Um dos policiais militares presos já está solto

Vitor Oshiro
| Tempo de leitura: 2 min

A prisão durou pouco para um dos policiais militares de Bauru que foi alvo da Operação Papa. De acordo com o apurado pela reportagem do JC, ele já foi liberado para responder o processo em liberdade. A justificativa é de que tinha menor participação no esquema e não oferece periculosidade às investigações.

Coordenada pelo Ministério Público do Estado (MPE) de São Paulo, por meio do Grupo de Atuação Especial de Combate ao Crime Organizado (Gaeco) - Núcleo Bauru, juntamente com as corregedorias das polícias Civil e Militar, a operação foi deflagrada anteontem em Bauru e resultou em quatro policiais presos – um da Polícia Civil e três da PM.

Entre a lista de crimes dos acusados estão formação de milícia, corrupção passiva, tráfico de drogas, posse de munição de uso restrito e ainda crimes militares de violação de sigilo funcional.

Após cinco meses de investigação, os policiais foram presos de forma preventiva. Três ainda continuam presos e devem seguir assim até o final do processo por oferecerem riscos à investigação. Já um deles foi solto com a concordância do próprio grupo de combate ao crime.

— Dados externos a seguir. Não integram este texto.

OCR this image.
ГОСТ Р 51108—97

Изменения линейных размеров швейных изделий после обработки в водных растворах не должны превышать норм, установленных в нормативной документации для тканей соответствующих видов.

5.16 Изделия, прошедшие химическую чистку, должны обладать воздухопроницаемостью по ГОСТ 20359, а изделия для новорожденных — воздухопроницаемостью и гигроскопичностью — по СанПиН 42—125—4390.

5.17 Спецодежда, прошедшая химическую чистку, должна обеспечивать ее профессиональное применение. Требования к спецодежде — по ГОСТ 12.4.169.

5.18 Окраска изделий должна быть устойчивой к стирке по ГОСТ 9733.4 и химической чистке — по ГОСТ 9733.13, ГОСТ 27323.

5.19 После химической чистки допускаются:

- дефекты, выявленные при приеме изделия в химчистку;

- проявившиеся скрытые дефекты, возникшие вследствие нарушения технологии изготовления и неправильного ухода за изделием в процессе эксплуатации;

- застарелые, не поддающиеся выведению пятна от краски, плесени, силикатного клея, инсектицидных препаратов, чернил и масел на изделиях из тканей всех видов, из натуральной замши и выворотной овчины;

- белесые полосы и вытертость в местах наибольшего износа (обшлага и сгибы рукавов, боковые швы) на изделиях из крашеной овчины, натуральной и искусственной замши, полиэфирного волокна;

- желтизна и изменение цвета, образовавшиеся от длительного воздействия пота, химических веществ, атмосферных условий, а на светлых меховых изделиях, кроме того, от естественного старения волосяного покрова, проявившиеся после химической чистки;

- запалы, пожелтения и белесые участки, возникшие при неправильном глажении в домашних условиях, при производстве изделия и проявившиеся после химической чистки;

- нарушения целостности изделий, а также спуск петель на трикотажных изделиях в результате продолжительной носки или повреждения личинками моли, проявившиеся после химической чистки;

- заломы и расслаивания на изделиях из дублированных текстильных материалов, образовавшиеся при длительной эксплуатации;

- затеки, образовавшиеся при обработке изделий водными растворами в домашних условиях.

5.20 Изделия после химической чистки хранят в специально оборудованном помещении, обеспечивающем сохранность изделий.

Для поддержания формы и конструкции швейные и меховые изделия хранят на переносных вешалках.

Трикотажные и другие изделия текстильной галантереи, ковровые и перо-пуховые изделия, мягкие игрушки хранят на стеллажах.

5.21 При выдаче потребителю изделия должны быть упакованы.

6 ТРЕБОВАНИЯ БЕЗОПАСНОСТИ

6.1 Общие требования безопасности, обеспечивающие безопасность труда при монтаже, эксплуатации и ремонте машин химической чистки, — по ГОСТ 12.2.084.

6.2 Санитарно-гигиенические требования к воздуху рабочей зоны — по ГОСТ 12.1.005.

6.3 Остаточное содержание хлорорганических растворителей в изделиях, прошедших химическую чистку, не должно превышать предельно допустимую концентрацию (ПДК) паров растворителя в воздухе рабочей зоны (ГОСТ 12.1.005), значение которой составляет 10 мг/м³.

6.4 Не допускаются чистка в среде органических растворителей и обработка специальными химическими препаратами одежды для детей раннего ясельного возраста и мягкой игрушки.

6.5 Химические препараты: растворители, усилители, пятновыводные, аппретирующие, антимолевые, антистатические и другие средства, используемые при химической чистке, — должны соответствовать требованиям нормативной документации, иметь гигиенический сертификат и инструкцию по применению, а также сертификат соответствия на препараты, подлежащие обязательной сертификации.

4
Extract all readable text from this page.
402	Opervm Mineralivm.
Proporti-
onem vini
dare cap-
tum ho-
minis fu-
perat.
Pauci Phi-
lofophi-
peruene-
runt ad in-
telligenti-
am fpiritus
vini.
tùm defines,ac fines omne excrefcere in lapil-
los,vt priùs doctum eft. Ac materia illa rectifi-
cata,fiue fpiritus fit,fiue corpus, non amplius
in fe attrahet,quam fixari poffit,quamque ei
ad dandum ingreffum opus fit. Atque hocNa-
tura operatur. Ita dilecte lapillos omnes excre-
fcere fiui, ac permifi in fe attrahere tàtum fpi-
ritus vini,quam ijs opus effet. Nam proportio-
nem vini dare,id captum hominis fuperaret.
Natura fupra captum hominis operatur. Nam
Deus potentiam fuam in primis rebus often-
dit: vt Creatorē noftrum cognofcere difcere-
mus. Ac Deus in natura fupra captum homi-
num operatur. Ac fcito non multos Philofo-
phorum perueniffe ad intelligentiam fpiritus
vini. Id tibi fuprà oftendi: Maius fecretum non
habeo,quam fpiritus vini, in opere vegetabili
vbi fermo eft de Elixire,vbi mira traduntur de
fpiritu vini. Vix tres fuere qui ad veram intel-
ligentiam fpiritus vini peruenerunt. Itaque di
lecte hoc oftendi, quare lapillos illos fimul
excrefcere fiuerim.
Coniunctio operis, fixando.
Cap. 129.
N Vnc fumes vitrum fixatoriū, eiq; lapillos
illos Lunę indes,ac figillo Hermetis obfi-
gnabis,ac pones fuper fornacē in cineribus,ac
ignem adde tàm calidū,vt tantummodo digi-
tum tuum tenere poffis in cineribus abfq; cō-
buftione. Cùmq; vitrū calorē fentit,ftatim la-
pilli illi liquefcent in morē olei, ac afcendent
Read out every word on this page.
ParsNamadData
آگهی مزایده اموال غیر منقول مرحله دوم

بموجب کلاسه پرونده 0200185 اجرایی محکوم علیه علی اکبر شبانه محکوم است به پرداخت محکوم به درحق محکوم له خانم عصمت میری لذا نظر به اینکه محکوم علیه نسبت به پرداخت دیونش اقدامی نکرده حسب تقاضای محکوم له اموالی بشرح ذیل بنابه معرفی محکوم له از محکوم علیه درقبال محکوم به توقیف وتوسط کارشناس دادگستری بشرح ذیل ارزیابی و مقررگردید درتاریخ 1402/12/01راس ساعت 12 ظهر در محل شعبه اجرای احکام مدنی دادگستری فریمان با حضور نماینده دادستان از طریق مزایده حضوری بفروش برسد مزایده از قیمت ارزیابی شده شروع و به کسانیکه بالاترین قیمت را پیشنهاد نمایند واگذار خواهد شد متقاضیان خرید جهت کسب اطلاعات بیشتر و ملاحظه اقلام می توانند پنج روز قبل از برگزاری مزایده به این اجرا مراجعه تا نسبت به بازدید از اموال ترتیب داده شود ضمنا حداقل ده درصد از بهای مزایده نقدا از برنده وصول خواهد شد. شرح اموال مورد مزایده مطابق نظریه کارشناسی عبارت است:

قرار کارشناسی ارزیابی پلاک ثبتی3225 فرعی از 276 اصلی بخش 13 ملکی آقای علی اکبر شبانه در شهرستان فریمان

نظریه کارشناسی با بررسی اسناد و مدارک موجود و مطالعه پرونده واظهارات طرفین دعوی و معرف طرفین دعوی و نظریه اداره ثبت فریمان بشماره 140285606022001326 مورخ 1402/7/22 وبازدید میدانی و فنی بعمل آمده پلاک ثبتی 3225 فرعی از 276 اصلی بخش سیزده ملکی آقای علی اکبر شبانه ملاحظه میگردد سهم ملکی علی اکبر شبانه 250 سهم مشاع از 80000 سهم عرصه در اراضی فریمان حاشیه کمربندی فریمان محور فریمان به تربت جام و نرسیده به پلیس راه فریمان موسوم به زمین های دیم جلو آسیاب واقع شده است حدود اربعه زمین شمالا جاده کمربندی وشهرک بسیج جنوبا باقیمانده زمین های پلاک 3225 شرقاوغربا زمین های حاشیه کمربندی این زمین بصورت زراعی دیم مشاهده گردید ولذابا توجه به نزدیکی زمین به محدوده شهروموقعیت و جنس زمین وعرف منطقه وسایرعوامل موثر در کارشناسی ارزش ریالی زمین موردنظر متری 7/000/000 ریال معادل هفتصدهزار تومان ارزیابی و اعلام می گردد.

De acordo com o Gaeco, os policiais cobravam propina de comerciantes e contrabandistas em troca de proteção e informações privilegiadas. As investigações apontam que eles vazavam informações sobre operações para evitar as prisões e a apreensão de produtos de origem criminosa.

O próximo passo é exatamente identificar pessoas que foram extorquidas pelos policiais. O grupo de combate ao crime pede que essas vítimas procurem o Comando Geral da PM ou o próprio MP.

Na operação, além das prisões, foram localizadas cocaína, maconha e ainda munições de uso restrito.


Soldados e investigador

Segundo apurado pelo JC, não há nenhum oficial da PM entre os presos. Todos os acusados, inclusive o que já está solto, são soldados e trabalhavam em Bauru.

Já em relação ao policial civil, ele morava aqui, porém atuava como investigador em São Manuel (69 quilômetros de Bauru). Conforme divulgado ontem, ele já havia sido preso por tráfico internacional de armamentos com munição e granadas em 29 de janeiro. Na ocasião, foi preso e solto dias depois.

O Gaeco afirma que não há, no momento, indícios de outros policiais envolvidos no esquema. Contudo, as investigações continuam e essa hipótese não está descartada.